Cultural exchanges between Japan and South Korea have made steady progress since the first deregulation of Japanese popular culture in South Korea in 1998, according to Kiyomi Kaneko, secretary general of the Foundation for Promotion of Music Industry and Culture (Promic).
South Koreans are still hindered from enjoying full access to Japanese songs by enduring state restrictions on Japanese popular culture.
Kaneko said he hopes an ongoing project involving Japanese and South Korean musicians will lead to greater deregulation of Japanese culture and boost music exchanges between Tokyo and Seoul.
Promic and its South Korean counterpart agreed to make a CD featuring both Japanese and South Korean artists singing in their native languages. In 1999, the two foundations jointly established a task force, titled Project 2002, aimed at promoting the CD project.
It is the first time a CD featuring Japanese songs will be marketed in South Korea, where severe restrictions were imposed on Japanese culture in the wake of Japan’s clampdown on Korean culture and language during its colonial rule of the Korean Peninsula between 1910 and 1945.
Under the leadership of President Kim Dae Jung, who took office in February 1998, Seoul has lifted these restrictions step by step. Just eight months after Kim took over, internationally acclaimed Japanese films and comics were let into the country.
Yet the sale of CDs featuring Japanese songs remains prohibited and Japanese songs cannot be aired on the radio or television.
Somewhat surprisingly, however, the South Korean Ministry of Culture and Tourism decided in February to allow the release of the CD in question, on grounds that sales will promote exchanges between Japan and South Korea and contribute to the success of the 2002 World Cup, which will be cohosted by the two countries.
Numerous well-known artists from both countries are participating in the project. Among the Japanese contributors are four all-male pop groups — Tube, Chage & Aska, Pornographity and Deen — along with female duo Puffy and pop diva Yuki Koyanagi.
Six South Korean artists, including pop group Jawoorim and male vocalist Jo Sung Mo, are participating in the project.
Promic said all 12 will sing in their native languages, with a few cross-cultural duets also in the pipeline.
Kaneko, 56, said Tube has shown strong interest in the project, adding that the group is considering performing a duet with a South Korean musician.
Some songs are likely to be specially written for the CD, while others will be compiled from the musicians’ original albums.
Kaneko downplayed the furor over a history textbook recently approved in Japan that critics in South Korea say distorts Japan’s wartime aggression. He stressed that even President Kim knows of the project, having discussed it during September meetings in Atami, Shizuoka Prefecture, with then Prime Minister Yoshiro Mori.
The CD, which will hit stores in both countries in late July, will be priced at 2,500 yen in Japan by Sony Music Entertainment (Japan) Inc.
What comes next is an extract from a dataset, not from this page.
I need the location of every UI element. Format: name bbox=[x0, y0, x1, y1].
In South Korea, a CD and VCD set will sell for 20,000 won (about 2,000 yen), with a cassette priced at 7,000 won.
Although Seoul has approved the release of the CD to promote the World Cup, soccer’s world governing body, FIFA, will not allow the songs on the CD to be sung at World Cup events.
Kaneko brushed this off, however, saying, “The most important thing is that the first CD including Japanese songs will be sold in South Korea.”
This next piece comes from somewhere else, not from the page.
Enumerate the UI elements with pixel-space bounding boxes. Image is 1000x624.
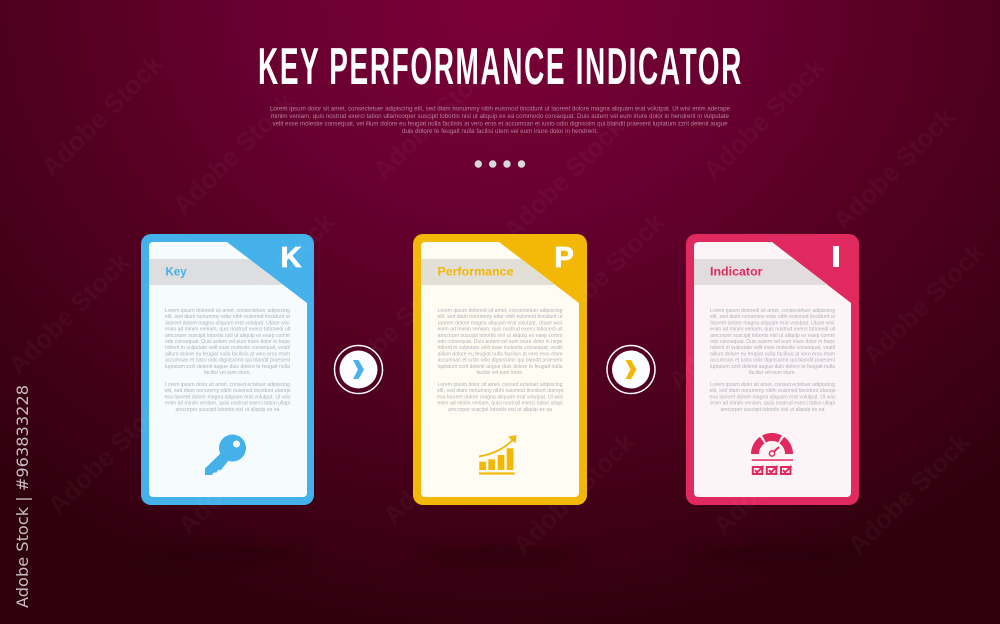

He added that the number of CD shipments has yet to be decided, as sales of the recording in South Korea will probably be five times more than those in Japan, with South Korean musicians having little coverage in Japan.
A chunk of the profits generated by sales of the CD is expected to be used to promote musical exchanges between the two countries.
According to Kaneko, the title and basic concept of the CD will be the same in both countries, although its cover design and song-order may vary. The title of the CD and all the songs to be included are expected to be officially announced in late May.